Это был, по всей видимости, типичный курортный городок, чистенький, удобный, вымытый, с множеством маленьких магазинчиков, ресторанчиков, баров и пансионов, куда на лето выезжали, наверное, отдыхать берлинцы, однако сейчас немецкая речь нигде не слышалась тут, и хотя солдаты, заняв дома, жили в квартирах вместе с хозяевами, повсюду на окнах были еще задернуты шторы, и лишь порой края их осторожно шевелились, когда близкий мотор машины или дребезжание кухни, взрыв хохота или звуки солдатского говора возникали, раздавались на улице.
– Думаю, немцы уже перестали надеяться, что мифическая армия Венка спасет Берлин. И все же чего-то ждут в страхе, – ответил Княжко. – По крайней мере, хозяева моего дома перепуганы насмерть, еле дышат, ходят на цыпочках, говорят шепотом «Гитлер капут» и мелким бесом заискивают перед солдатами. И юлят передо мной, как перед генералом. Даже пытаются приносить какую-то жуткую бурду «кафе» в постель. Наверняка убеждены, что переживают нашествие Чингисхана. Но немцы есть немцы. Крафт! Крафт! Преклонение перед силой.
– А мне любопытно, куда смылись хозяева моего дома, – проговорил Никитин. – Все оставлено – и никого.
– Ну, вот тебе представитель арийской расы, легок на помине, – сказал Княжко, морщась. – И, кажется, навеселе.
Навстречу, в узоре тени железной ограды, за которой неудержимо, буйно, снежно цвела сирень, продвигался, непрочно ступая по каменным плитам, пожилой краснолицый немец в черной паре – он приостановился вдруг, издали приподнял шляпу, обнажил малиновую широкую лысину и так, не надевая помятую шляпу, начал кланяться покорно и подобострастно, выговаривая заплетающимся языком:
– Guten Morgen, Herren Offiziere, guten Morgen… Рус карашо, Гитлер капут… аллес… Сталин гут, карашо, Гитлер плехо, капут, – повторял он с какой-то заведенной пьяной нелепостью заученный набор слов, пока Никитин и Княжко не поравнялись с ним, потом красное его лицо заискивающе задрожало крупными своими морщинами. – Entschuldigen sie, bitte, Herren Offiziere, geben sie mir, bitte, ein Stuck Zigerette.[1] Рус карашо сигаретте… Водка гут…

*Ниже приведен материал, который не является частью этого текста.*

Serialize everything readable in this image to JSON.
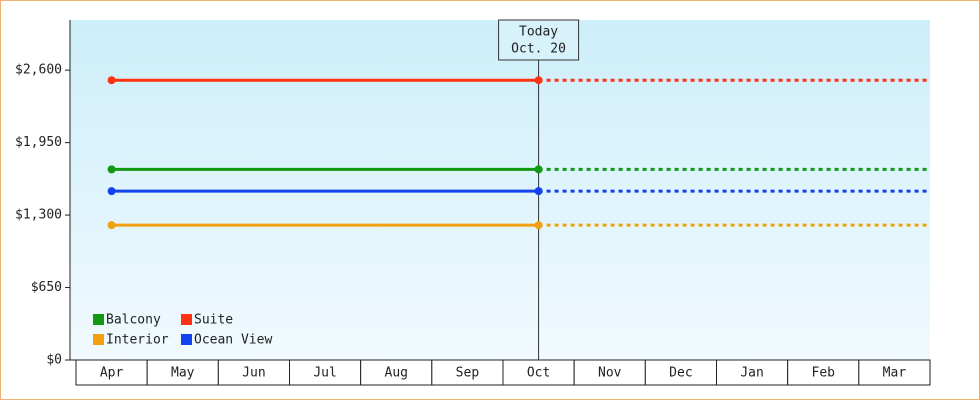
{
  "chart_data": {
    "type": "line",
    "categories": [
      "Apr",
      "May",
      "Jun",
      "Jul",
      "Aug",
      "Sep",
      "Oct",
      "Nov",
      "Dec",
      "Jan",
      "Feb",
      "Mar"
    ],
    "series": [
      {
        "name": "Balcony",
        "color": "#119911",
        "values": [
          1710,
          1710,
          1710,
          1710,
          1710,
          1710,
          1710,
          null,
          null,
          null,
          null,
          null
        ]
      },
      {
        "name": "Suite",
        "color": "#ff3311",
        "values": [
          2510,
          2510,
          2510,
          2510,
          2510,
          2510,
          2510,
          null,
          null,
          null,
          null,
          null
        ]
      },
      {
        "name": "Interior",
        "color": "#f0a010",
        "values": [
          1210,
          1210,
          1210,
          1210,
          1210,
          1210,
          1210,
          null,
          null,
          null,
          null,
          null
        ]
      },
      {
        "name": "Ocean View",
        "color": "#1144ee",
        "values": [
          1515,
          1515,
          1515,
          1515,
          1515,
          1515,
          1515,
          null,
          null,
          null,
          null,
          null
        ]
      }
    ],
    "ylim": [
      0,
      3050
    ],
    "yticks": [
      {
        "value": 0,
        "label": "$0"
      },
      {
        "value": 650,
        "label": "$650"
      },
      {
        "value": 1300,
        "label": "$1,300"
      },
      {
        "value": 1950,
        "label": "$1,950"
      },
      {
        "value": 2600,
        "label": "$2,600"
      }
    ],
    "annotation": {
      "lines": [
        "Today",
        "Oct. 20"
      ],
      "category_index": 6
    },
    "legend": "bottom-left",
    "projection": "dotted"
  }
}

– У тебя есть? – строго спросил Никитина некурящий Княжко. – Дай ему. Где он набрался, этот ариец? По-моему, славяне показали широту души. Наверняка.
– Битте, – Никитин раскрыл пачку трофейных сигарет, и немец, все не надевая шляпу, тихонечко кончиками ногтей вытянул одну, застонал и сладострастно понюхал ее; тогда Никитин сказал: – Возьмите несколько штук… А, черт, как это по-немецки? Bitte, nehmen Sie noch Zigaretten, bitte, bitte![2]
– О! Nur zwei Zigaretten, danke schon, danke schon[3], – заговорил благодарно немец и так же аккуратненько взял вторую сигарету, рассмотрел пачку и воскликнул с притворным недоумением: – О, «Juno», deutsche Zigaretten! Danke schon, entschuldigen Sie, bitte, Herr Offizier[4], Гитлер капут! Auf Wiedersehen!.. Рус карашо!
И, держа над потной лысиной шляпу, немец долго стоял возле ограды, оборачивался, провожая Никитина и Княжко улыбкой вставных зубов.
– Рус карашо, водка гут. Вот, оказывается, что, – сказал Княжко, на ходу гибким телом гимнаста подтянулся, сорвал за оградой веточку сирени, вдохнул ее дошедший до Никитина холодноватый росистый запах и тотчас сурово сдвинул атласные брови. – Я вот о чем хотел поговорить, Вадим. Еще неизвестно, зачем нас отвели в Кенигсдорф. Думаю – не так просто. А после Берлина в батарее началась чепуха. Как будто война кончилась, и поголовно обалдели все. Из штаба никаких приказов. Свободного времени полно. Сегодня ночью вышел проверить часового, а его, миленького, на посту нет – оказывается, спит на диване мирным сном младенца и пузыри пускает. Это уже – из ряда вон! Если так – завтра же начну заниматься с батареей усиленной строевой. Хоть чем-нибудь встряхнуть, хоть этим вернуть славян на грешную землю. Иначе превратимся мы тут в умиленных телят.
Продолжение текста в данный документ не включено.